Recuerdo al gran Volker Finke, entrenador del equipo de fútbol alemán Freiburg FC en mi época por allá. Un hombre con convicciones políticas y éticas bastante fuertes, cuyo insulto más duro en la cancha era gritarle a alguien: “¡asocial!” La anécdota permite plantear que la primera cuestión no es sólo personal, sino también contextual: ante los comportamientos negativos, es preciso identificar cuáles procesos patológicos generaron una violencia sobre los miembros de la sociedad a partir de modos de desconocimiento y desprecio. O sea, a partir del desconocimiento de los requisitos que igualmente necesitamos para nosotros mismos. Y los efectos que surgen de ese desprecio.

Indiferencia

Pero si vemos con detenimiento la violencia del desconocimiento, encontramos otro efecto, más sutil todavía que las patologías sociales del desprecio y la desvalorización: la indiferencia.

George Steiner escribe que “Los hombres son cómplices de lo que los deja indiferentes”. Esa complicidad se manifiesta en cosas pequeñas y en grandes barbaries sociales.

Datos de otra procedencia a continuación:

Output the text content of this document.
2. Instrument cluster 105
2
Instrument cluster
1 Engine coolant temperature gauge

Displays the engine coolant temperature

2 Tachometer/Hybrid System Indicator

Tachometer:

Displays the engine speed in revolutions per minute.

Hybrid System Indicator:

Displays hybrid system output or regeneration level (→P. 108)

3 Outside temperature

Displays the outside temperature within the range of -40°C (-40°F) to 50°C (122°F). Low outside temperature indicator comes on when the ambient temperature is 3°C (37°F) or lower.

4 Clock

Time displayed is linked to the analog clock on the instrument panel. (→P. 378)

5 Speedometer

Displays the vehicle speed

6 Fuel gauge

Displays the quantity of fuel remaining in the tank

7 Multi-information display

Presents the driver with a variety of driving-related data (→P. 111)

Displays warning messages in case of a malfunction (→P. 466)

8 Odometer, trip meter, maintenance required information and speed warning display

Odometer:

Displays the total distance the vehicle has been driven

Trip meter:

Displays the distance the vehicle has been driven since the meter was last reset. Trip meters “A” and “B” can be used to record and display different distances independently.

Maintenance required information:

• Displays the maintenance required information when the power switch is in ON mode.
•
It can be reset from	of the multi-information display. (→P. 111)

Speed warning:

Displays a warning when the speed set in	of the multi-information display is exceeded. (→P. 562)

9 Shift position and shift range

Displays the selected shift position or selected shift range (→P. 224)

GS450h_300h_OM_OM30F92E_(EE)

Uno de los pensadores que mejor presenta la violencia de esa indiferencia es Emmanuel Levinas. En la continuidad indiferente de la realidad, a menudo pensamos que nuestro impulso principal es asentarnos en ella, fortalecer nuestra voluntad de afirmarnos individualmente en ese ser, como si fuera la pulsión –y obligación– primera y más inmediata. Pero agrega: “es rompiendo con la indiferencia –incluso si la indiferencia es estadísticamente dominante– en la posibilidad de ser uno-para-el-otro, que se constituye el evento ético”.

Si la falta de reconocimiento del desprecio y la desvalorización se nutre de la ceguera ante las necesidades compartidas, ante lo que nos iguala con los demás, la indiferencia tendría más que ver con negar aquello único y particular, diferente, que tiene la otra persona y que exige de mí una responsabilidad, una “no-indiferencia”. Esa no indiferencia significaría un “despertar”, no sólo ante cosas abominables como la “solución final” de los nazis para con los judíos y gitanos; no sólo ante las injusticias y desigualdades estructurales; sino también ante esas situaciones mucho más modestas y que requieren de nosotros “la pequeña bondad”.